Stephen M. Bainbridge, Directors as Auctioneers—A Concise Guide to Revlon-Land (2011).
“Motive” is a legal concept no longer reserved for criminal lawyers. Motive matters in M&A litigation, too, according to UCLA law professor Stephen Bainbridge in his e-book, Directors as Auctioneers—A Concise Guide to Revlon-Land. This notion is not unique to Bainbridge, as Chancellor Leo E. Strine, Jr. of the Delaware Court of Chancery recently reaffirmed:
As Revlon itself made clear, the potential sale of a corporation has enormous implications for corporate managers and advisors, and a range of human motivations, including but by no means limited to greed, can inspire fiduciaries and their advisors to be less than faithful to their contextual duty to pursue the best value for the company’s stockholders.
Yet, despite this apparent agreement about Revlon’s core principles, Bainbridge contends that the Court of Chancery has been misapplying them. Bainbridge specifically criticizes the line of Court of Chancery decisions that turn on the form of merger consideration rather than on the directors’ motivations and potential conflicts of interest.
Bainbridge begins the book with a guided tour through “Revlon-Land,” including Revlon’s history and policy foundations in the “veritable flood of academic writing” from the 1980s about the proper role of a target board in the context of an unsolicited takeover bid. Bainbridge identifies and analyzes the emergence of two leading policy proposals.

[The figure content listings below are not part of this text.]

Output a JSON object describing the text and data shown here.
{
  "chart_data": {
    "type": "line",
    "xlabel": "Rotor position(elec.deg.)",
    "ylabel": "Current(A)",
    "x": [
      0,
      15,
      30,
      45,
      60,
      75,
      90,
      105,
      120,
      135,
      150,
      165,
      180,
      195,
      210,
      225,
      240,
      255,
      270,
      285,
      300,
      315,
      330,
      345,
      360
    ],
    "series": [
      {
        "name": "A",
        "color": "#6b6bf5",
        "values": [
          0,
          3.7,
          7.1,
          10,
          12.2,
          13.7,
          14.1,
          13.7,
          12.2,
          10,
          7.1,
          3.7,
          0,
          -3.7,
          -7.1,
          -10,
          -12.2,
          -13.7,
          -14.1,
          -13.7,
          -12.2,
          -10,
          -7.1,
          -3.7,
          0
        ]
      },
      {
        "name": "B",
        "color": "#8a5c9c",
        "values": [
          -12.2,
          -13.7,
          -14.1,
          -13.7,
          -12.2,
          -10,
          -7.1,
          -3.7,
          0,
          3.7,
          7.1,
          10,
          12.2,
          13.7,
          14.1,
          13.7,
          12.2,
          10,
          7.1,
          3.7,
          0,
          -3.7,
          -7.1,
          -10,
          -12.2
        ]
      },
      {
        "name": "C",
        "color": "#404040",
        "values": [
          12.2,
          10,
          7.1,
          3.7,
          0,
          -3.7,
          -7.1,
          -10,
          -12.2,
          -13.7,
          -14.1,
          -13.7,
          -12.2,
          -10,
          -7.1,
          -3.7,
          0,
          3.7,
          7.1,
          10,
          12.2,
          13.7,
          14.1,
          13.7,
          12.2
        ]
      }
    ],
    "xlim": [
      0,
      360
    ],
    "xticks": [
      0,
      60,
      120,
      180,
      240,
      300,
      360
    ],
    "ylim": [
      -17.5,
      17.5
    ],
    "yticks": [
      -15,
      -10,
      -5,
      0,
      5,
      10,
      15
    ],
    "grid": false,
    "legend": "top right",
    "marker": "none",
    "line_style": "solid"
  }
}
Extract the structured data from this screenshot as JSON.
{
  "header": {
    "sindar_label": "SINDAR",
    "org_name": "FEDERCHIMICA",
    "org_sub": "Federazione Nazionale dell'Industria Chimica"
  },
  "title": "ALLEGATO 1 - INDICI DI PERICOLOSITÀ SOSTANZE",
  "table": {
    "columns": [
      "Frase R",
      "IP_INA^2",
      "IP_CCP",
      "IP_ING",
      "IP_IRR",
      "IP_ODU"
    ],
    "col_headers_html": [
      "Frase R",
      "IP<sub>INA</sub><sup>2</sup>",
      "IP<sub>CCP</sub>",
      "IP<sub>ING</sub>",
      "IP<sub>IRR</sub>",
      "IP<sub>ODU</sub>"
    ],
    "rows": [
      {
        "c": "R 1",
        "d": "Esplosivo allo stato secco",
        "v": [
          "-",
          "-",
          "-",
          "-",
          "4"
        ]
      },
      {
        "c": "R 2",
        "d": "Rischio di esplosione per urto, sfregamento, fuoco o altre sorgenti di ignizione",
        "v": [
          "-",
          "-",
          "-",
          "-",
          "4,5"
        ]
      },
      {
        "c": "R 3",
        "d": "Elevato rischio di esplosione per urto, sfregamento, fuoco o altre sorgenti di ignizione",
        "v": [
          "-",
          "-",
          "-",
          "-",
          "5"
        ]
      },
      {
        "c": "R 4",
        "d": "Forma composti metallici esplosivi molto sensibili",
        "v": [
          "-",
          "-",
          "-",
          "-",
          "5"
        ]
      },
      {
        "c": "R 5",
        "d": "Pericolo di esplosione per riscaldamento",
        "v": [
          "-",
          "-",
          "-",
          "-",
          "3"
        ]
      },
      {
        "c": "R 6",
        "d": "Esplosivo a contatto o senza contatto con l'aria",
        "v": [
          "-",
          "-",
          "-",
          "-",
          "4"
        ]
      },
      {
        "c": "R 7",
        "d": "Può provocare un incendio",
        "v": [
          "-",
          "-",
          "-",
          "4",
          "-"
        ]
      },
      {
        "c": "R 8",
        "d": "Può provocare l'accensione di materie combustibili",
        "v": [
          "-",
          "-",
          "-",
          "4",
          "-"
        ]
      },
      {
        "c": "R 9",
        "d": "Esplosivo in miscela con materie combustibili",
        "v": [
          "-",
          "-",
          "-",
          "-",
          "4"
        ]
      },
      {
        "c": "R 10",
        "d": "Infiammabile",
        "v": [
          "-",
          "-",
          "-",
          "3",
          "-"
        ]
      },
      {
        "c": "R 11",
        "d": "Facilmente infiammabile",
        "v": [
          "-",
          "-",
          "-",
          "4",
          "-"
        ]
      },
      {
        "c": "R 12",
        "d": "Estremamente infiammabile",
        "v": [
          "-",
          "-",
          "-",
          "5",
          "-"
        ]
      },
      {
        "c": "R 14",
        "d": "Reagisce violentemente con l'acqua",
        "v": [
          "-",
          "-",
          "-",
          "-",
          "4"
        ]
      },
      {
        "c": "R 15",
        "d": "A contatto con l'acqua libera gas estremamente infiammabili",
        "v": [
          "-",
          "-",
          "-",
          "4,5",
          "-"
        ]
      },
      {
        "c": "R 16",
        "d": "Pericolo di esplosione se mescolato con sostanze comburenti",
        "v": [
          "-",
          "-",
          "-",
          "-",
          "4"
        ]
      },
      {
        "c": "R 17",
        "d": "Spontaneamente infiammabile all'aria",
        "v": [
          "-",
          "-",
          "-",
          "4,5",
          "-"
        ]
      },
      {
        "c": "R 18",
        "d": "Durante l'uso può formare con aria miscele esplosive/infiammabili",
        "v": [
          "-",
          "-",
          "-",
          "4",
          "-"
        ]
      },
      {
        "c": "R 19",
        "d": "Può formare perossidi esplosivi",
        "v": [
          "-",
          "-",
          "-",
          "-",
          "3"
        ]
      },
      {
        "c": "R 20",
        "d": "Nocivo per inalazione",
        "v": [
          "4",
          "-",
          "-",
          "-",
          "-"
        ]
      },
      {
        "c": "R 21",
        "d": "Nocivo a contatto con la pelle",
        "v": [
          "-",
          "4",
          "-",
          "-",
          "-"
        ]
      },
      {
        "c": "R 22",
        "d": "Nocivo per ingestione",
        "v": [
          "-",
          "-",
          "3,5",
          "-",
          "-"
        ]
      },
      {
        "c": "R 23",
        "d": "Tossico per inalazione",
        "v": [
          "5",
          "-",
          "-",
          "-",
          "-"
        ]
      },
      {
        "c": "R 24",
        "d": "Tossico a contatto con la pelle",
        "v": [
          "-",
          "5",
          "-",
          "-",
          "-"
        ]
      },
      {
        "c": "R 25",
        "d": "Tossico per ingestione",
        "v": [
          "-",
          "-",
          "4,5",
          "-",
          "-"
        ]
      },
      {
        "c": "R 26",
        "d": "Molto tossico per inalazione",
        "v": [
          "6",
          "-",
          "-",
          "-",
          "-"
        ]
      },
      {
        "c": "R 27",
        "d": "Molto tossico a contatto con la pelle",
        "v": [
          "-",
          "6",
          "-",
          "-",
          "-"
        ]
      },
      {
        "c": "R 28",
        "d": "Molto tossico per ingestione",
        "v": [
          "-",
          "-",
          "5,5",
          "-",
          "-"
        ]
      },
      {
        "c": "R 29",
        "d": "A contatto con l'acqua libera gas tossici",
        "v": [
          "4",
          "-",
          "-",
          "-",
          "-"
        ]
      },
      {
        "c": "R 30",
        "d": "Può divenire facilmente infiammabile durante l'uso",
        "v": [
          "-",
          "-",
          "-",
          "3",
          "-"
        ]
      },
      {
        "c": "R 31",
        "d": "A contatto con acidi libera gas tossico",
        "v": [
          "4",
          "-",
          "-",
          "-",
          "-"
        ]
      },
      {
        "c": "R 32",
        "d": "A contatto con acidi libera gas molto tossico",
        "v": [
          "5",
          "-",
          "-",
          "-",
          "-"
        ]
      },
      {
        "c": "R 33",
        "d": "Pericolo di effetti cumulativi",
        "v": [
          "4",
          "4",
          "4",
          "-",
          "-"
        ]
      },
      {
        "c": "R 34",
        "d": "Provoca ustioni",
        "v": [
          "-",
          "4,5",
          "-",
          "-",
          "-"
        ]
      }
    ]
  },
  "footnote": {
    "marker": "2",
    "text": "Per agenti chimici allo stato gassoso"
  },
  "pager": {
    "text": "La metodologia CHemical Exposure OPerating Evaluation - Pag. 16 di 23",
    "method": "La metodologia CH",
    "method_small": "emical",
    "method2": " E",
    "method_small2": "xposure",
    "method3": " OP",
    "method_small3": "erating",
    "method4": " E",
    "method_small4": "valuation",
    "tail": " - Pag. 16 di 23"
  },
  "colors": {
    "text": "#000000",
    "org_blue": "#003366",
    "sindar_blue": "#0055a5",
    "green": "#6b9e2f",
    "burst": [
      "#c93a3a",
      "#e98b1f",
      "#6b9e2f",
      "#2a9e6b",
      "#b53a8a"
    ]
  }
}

First, Bainbridge focuses on Professors Ronald Gilson and Lucian Bebchuk, who argued that a target board should be permitted to use takeover defenses only to achieve a higher-priced offer, and that defenses deployed by the target board to fend off the bidder and remain independent should be illegal. This is contrary to Delaware law. Bainbridge dismisses this approach as unworkable because it would place the target board’s legal advisors in a quandary, paralyzed by the risk of trying to predict which takeover defenses would generate a topping bid and which would not. Consequently, rational companies desirous of the security that takeover defenses provide would erect them prophylactically on the proverbial clear day before receiving an unsolicited takeover bid, thereby choking the market for corporate control.